Addio — страница 6 из 6

Увы! — эти подозрения подтвердились: графинчик наполовину стоял опорожненный, а когда я поцеловал тетушку, от нее пахнуло водкой. Это нехорошо, — прежде она не могла пить. Что если мой пример?.. Нет, не хочу думать.

Вечером долго погорала заря, и степь, истекая звонкими ручейками, пламенела в кроткой задумчивости. Тетушка спала, обессиленная хмелем. А в полночь знакомый напев пробудил меня, тетушка пела:

О, верь, мы не надолго

Расстанемся с тобой:

Тоска угасит пламя

Моей души больной!..

О, север, север!..

22 марта. Тепло и ясно. С утра легкий мороз.

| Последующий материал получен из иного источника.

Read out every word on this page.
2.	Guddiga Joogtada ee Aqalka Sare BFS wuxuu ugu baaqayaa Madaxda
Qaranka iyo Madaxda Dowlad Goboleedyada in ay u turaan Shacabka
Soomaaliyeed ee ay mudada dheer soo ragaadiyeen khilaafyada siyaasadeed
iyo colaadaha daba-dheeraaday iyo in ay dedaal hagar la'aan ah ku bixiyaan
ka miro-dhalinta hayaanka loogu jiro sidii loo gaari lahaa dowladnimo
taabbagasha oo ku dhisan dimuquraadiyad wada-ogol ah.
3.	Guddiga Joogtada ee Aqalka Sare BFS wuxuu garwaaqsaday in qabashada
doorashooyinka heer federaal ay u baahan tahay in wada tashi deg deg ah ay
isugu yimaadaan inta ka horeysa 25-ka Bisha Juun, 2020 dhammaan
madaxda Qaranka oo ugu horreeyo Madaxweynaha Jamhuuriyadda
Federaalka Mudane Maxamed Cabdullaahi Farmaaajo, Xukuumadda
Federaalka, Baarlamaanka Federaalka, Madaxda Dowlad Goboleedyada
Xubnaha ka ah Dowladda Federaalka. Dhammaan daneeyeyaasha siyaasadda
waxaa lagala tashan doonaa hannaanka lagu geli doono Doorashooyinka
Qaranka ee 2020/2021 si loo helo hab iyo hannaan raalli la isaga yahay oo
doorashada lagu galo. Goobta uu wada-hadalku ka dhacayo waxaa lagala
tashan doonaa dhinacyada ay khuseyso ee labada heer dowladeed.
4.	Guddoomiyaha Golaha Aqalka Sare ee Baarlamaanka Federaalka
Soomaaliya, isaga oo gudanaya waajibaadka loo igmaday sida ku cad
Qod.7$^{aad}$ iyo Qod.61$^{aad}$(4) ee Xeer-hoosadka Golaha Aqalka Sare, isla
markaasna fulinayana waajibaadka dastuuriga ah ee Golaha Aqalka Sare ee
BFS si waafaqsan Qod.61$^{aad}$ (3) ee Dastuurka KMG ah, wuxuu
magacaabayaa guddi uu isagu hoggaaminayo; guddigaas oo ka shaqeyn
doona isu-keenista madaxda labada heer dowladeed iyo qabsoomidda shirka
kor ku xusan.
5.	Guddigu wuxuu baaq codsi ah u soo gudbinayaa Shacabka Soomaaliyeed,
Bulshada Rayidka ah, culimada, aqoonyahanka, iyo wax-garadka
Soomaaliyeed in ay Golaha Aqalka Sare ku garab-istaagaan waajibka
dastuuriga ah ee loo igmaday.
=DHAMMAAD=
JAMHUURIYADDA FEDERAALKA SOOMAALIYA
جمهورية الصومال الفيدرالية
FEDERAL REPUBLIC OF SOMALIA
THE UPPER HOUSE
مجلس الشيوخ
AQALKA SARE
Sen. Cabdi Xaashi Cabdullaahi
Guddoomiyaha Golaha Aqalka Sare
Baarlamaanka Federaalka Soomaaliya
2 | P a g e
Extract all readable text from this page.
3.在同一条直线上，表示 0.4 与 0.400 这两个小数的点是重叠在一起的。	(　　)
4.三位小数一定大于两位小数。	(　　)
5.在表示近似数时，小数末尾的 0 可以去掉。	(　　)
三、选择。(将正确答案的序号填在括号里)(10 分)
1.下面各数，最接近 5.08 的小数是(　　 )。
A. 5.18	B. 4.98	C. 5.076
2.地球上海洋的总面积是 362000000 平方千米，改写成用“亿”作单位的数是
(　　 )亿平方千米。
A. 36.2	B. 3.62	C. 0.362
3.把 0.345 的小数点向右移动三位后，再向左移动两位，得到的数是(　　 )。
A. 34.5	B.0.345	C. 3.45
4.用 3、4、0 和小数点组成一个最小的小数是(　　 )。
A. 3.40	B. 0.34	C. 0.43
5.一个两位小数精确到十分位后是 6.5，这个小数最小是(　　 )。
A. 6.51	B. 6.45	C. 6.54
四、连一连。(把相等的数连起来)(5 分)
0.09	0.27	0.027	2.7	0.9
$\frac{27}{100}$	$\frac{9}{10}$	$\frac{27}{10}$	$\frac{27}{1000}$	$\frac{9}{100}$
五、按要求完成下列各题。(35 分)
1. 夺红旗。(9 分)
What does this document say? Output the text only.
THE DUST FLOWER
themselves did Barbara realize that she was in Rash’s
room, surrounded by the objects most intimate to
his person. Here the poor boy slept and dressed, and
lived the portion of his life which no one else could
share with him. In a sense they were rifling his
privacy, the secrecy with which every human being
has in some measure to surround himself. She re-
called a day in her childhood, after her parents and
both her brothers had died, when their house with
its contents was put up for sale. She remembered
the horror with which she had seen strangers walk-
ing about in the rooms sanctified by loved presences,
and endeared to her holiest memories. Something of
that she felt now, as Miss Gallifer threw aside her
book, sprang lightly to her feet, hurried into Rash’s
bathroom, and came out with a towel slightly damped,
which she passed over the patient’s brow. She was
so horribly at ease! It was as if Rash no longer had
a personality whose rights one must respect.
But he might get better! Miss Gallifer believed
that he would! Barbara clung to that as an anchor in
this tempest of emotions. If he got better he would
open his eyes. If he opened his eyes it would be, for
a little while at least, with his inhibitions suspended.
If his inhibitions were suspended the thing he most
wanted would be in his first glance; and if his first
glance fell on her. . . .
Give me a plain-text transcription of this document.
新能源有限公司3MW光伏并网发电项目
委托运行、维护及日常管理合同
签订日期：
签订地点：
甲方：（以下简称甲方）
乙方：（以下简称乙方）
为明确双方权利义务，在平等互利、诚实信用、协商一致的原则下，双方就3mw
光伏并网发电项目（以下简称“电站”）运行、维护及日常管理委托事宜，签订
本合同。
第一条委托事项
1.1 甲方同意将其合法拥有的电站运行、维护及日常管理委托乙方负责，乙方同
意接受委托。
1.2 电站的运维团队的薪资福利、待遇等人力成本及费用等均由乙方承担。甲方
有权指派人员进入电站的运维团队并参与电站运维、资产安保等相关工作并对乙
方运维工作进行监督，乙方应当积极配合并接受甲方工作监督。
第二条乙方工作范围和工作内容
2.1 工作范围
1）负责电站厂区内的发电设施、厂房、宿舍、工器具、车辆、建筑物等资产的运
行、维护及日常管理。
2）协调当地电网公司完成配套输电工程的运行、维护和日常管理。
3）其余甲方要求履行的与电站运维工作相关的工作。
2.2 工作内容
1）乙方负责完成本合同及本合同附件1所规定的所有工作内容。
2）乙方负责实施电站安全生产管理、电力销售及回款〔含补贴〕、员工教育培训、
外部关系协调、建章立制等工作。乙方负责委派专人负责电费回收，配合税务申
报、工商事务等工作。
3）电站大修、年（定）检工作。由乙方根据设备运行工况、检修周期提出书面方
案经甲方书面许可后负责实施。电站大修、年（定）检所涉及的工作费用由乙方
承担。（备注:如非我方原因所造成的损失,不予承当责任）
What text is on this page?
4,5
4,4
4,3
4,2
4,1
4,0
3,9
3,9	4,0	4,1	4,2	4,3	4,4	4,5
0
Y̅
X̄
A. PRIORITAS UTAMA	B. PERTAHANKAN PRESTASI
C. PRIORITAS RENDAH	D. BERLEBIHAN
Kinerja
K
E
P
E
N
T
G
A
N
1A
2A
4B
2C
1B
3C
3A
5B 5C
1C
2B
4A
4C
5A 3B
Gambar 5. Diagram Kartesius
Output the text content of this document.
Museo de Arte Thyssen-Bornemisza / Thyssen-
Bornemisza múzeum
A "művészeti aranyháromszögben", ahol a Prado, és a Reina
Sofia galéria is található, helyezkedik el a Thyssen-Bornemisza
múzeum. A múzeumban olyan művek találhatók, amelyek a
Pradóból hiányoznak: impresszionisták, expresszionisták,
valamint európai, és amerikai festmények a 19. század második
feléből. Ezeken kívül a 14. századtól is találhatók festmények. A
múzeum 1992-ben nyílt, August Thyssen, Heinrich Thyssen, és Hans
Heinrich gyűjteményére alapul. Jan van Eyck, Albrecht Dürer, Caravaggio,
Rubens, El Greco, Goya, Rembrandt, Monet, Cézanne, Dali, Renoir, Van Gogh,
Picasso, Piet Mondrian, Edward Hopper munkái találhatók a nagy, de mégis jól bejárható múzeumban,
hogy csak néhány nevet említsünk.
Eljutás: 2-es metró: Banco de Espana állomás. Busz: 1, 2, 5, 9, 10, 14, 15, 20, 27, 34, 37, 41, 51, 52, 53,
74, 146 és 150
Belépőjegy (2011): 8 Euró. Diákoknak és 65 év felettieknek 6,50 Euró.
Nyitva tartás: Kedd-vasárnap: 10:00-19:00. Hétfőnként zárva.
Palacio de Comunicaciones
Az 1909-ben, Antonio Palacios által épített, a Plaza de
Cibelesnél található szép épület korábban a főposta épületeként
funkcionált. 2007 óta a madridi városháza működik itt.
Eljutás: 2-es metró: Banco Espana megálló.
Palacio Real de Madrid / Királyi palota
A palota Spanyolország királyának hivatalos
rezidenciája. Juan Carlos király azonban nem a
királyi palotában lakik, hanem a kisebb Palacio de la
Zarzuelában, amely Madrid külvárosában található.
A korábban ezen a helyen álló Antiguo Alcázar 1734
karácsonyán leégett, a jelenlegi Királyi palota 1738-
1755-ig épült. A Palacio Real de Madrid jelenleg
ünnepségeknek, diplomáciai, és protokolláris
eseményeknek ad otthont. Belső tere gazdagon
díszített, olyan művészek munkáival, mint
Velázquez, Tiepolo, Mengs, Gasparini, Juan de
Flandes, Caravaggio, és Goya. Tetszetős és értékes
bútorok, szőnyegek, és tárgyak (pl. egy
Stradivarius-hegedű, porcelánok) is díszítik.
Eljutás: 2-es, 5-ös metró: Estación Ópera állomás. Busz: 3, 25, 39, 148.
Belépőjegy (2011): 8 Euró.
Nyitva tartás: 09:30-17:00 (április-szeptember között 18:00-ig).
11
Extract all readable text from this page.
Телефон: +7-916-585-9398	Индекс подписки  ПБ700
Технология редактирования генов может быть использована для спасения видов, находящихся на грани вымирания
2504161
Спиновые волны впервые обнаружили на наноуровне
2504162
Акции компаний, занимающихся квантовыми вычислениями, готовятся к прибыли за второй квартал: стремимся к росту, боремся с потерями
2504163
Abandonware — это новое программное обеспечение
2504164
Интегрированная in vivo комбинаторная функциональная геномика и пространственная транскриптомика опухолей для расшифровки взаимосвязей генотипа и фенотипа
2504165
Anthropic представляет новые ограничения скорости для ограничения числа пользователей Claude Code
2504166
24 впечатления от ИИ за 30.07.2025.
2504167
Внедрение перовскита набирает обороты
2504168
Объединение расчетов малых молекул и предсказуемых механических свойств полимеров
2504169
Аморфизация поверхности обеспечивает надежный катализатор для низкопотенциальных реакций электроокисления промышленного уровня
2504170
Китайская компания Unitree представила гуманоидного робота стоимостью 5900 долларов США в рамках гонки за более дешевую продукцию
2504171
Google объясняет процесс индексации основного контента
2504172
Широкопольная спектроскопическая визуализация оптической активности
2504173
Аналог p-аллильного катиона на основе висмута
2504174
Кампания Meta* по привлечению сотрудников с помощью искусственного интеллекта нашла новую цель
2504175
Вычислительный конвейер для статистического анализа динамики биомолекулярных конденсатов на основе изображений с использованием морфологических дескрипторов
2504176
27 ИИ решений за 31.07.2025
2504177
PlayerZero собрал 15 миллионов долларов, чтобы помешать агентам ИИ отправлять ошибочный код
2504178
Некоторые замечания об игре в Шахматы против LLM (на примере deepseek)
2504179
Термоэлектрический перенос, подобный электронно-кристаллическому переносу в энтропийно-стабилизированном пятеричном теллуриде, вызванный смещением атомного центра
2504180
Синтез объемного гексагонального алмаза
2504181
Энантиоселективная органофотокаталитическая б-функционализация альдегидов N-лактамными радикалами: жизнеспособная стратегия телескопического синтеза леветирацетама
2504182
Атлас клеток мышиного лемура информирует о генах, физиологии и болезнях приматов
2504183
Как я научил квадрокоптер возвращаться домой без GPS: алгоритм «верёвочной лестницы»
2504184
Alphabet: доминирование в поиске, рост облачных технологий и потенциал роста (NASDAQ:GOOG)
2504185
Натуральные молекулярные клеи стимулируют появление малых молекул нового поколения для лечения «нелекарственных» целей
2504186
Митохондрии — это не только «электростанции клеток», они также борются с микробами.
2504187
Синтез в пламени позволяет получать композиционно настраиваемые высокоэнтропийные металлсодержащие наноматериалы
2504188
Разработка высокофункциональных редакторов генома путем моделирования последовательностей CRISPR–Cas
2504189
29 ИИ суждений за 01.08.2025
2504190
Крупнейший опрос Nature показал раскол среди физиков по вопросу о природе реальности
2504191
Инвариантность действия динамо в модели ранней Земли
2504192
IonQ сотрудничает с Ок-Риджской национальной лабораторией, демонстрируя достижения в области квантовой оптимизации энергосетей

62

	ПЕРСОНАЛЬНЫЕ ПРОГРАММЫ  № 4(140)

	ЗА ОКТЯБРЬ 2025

Эти дни ездил по знакомым. Был в деревнях, заезжал в села, проведывал хутора… Странно, в воздухе носится что-то тревожное, и какие-то непонятные ожидания упорно бродят в народе. Кабаки торгуют плохо. Улицы тихи. Мужики многозначительны и необычно серьезны. При появлении сюртука соблюдается таинственность… Точь-в-точь как мои домочадцы.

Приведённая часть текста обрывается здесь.